Pöyry is able to deal with the whole Bio-Renewables chain, whether this is for waste collection or biomass harvesting, right through to combustion, energy supply and distribution. We are highly experienced in the utilisation of all types of Bio-Renewables from industrial wood wastes, municipal wastes and refuse derived / solid recovered fuels (i.e. RDF and SRF) and further to forestry residues, energy crops and forest industry by-products (e.g. sludge and bark).

2.3 Specialised Software Tools Pöyry utilises both in-house and commercially available software to assist the development and implementation of its clients’ projects.

We have developed state-of-the-art tools for supporting the development of projects in the Bio-Renewables sector. These tools are used for preparing fuel availability assessments and forecasts, fuel consumption estimates and forecasts, regional fuel supply/demand balances, for determining regional value chains and cost structures of fuel procurement; and for market development studies and greenhouse gas emission balances and forecasts.

For development of the thermodynamic process, Pöyry uses both in-house and commercially available software that includes Steam Pro, Thermoflex, Tursim and Ebsilon. These tools are used to develop the steam cycle to ensure that power and heat outputs are optimised and PEACE is used for preliminary estimation of costs.


Additionally, we have in-house developed software (Modysim) to dynamically model process consumer heat loads (e.g. within paper mills), optimise control systems and provide the best match design for related CHP plants, and we have hydraulic modelling software for district heating scheme design (Grades Heating).

Pöyry’s project management software includes DocHotel and PIRS (by Sobis) for the management of project documentation; CoPilot for the systematic identification and management of project technical and commercial risks; and Virtual Plant for 3D


modelling and the integration of plant O&M documentation (NB this can later be extended and integrated with maintenance management software as an O&M tool).

2.4 Selected Recent Bio-Renewables Project References

2.4.1 EfW Power Plants and CHP Plants Pöyry has worked on EfW projects in various roles from the project development phase to construction, including:

Dedicated or “full scope” Owner’s Engineering tasks from project development to execution, including e.g. pre-feasibility and feasibility studies, invitations to main plant equipment / EPC tendering and procurement of main equipment / EPC turnkey, supervision of suppliers during execution, performance testing etc.

Basic and Detail Engineering, either for the Owner or for Contractors

Full scope EPCM (Engineering, Procurement and Construction Management), in which role Pöyry has been acting as the Owner’s Engineer towards multiple contractors.

Pöyry’s most recent Energy-from-Waste references are illustrated below and further details are given on the reference list in Appendix 1 and the project sheets in Appendix 2. Most of these European EfW plants have included CHP and most are linked to district heating schemes.


2.4.1.1 Ineos, Runcorn EfW CHP Plant

TPL’s EfW plant at Ineos Chlor in Runcorn will receive 850,000 t/yr of solid recovered fuel and generate around 70MWe of electricity and 51 MWth of heat for Ineos’s local chemical production site. Phase 1 (c. 50% capacity) commenced operation in 2014. The SRF is produced in the Manchester, Liverpool and Cheshire areas by several MBT-AD plants that receive municipal waste and separate the SRF and organic fractions as well as recyclable ferrous and non-ferrous metals.

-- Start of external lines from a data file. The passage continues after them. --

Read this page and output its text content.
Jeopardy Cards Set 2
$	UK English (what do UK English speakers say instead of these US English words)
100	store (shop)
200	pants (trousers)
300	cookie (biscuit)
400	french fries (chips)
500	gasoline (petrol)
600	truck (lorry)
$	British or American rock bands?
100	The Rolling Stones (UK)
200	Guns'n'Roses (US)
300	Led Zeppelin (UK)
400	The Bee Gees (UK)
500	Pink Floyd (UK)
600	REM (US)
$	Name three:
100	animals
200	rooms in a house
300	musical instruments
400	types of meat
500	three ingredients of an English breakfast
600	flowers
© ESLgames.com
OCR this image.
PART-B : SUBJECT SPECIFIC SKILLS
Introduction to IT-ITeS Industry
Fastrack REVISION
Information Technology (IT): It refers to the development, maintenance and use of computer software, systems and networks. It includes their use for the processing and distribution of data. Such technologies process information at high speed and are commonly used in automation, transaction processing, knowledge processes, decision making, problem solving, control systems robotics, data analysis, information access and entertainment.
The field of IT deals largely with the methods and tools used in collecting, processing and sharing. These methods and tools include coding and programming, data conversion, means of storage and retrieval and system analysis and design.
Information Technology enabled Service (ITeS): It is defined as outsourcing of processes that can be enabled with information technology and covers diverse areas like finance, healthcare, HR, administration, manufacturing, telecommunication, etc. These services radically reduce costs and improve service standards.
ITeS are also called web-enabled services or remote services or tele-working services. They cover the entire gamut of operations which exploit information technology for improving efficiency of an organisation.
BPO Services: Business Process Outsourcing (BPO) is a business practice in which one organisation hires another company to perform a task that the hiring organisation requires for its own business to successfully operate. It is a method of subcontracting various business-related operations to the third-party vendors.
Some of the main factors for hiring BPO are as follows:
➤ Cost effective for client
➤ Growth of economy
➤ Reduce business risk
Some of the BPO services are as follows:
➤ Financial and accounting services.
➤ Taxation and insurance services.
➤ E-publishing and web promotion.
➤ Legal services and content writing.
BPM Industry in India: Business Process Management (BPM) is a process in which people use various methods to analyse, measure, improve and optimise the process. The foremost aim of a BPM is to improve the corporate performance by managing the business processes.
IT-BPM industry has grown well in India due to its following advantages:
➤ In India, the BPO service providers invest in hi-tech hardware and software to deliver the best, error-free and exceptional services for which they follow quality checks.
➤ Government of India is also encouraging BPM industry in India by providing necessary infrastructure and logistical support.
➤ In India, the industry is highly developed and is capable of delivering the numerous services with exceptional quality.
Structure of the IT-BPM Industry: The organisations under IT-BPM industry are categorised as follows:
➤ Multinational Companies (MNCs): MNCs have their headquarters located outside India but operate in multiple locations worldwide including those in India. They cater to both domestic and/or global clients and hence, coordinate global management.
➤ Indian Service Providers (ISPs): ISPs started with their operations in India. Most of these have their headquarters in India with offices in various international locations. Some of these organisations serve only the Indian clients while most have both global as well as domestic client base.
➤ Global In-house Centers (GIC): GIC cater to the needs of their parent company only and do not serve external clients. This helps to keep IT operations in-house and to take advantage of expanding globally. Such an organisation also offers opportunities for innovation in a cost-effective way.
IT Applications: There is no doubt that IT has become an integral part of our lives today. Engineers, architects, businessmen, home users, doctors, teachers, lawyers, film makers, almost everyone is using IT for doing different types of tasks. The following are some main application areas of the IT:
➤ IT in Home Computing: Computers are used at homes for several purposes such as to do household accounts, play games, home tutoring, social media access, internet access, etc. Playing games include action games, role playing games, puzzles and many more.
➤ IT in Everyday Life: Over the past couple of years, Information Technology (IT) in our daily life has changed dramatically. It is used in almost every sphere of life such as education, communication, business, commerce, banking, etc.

Pöyry’s services included: an initial feasibility study for Ineos to consider the relative merits of water cooled grates against circulating fluidised beds (CFB); technical support for Ineos’s permitting (planning and environmental); development of the plant conceptual design for Ineos-Viridor-Laing (TPL), including the rail delivery and transfer system; specification and supervision of the proposed EPC contractor’s FEED study; technical and cost estimating support for TPL’s plant lifecycle analysis; development and negotiation of the EPC contract technical specifications, performance guarantees and technical schedules; and technical advisory support across a range of other contracts being developed prior to achieving financial close.

2.4.1.2 WRG, Allington EfW Power Plant The EfW plant at Allington receives 560,000 t/yr of municipal waste and co-mingled recyclables. It recovers ferrous metal from the municipal waste and produces a coarse refuse derived fuel (RDF) that is burned in three bubbling fluidised bed (BFB) boilers to generate around 40MWe of power. An integrated material recovery facility (MRF) separates and bales materials from the co-mingled recyclables.


Pöyry’s services included; a review of fluidised bed technologies; development of the conceptual design together with the preferred EPC contractor; specification and supervision of the EPC contractor’s FEED design; technical and cost estimating support for the client’s plant lifecycle analysis; development and negotiation of the EPC contract technical specifications, performance guarantees and technical schedules; technical advisory support across a range of other contracts being developed prior to achieving financial close; and full owner’s engineer project implementation services through to testing, take-over and until the end of the availability test and defects liability period.

2.4.1.3 Vantaa Energia EfW CHP Plant This new EfW CHP plant was built for Vantaa Energia by Pöyry using the ‘full scope’ EPCM multi-contract implementation model with services comprising project management, engineering, procurement and construction management. The project was completed by Pöyry within budget and before the planned completion date in 2014.

The plant consists of a twin stream conventional EfW boiler plant of 320,000 t/yr capacity that generates steam at 400oC and 90bar and produces 78MWe of electricity and 120MW of heat for the local district heating system.


The plant has an integrated gas turbine and heat recovery steam generator (HRSG) that increases steam temperature to 535oC to improve cycle efficiency and boost overall output at peak demands.

2.4.1.4 Lahti Energia EfW CHP Plant Lahti Energia’s new Kymijärvi 2 power plant, which has been in commercial operation since spring 2012, is a recycled waste fired power plant based on the next generation gasification technology, reducing the use of fossil fuels considerably in Lahti (see below). The plant uses 250 000 t/a of pre-processed waste and is the first dedicated, commercial gasification power plant in the world to use only Solid Recovered Fuel (SRF).


The thermal capacity of the Lahti Energia plant is 160 MW and it produces 50 MW of electricity and 90 MW of district heat. The plant consists of a CFB gasifier, i.e. circulating fluidised gasification process provided with gas cooling and cleaning.

Pöyry’s services for the Lahti Energia KYVO2 project included the implementation engineering of the entire Balance-Of-Plant (BOP). Through our full-time involvement with the design, construction and commissioning, we gained a very good understanding of the gasification technology and its sensitivities. This know-how was put to good use in our support as owner’s engineer to Biossence for the development of the ELSEF’s proposed waste gasification project in east London.

2.4.2 Biomass Power Plants and CHP Plants A selection of projects is given below to further illustrate Pöyry’s breadth and depth of project delivery capability in the UK. These projects illustrate the variety and scope undertaken by Pöyry including as owner’s engineer for EPC and EPCM projects.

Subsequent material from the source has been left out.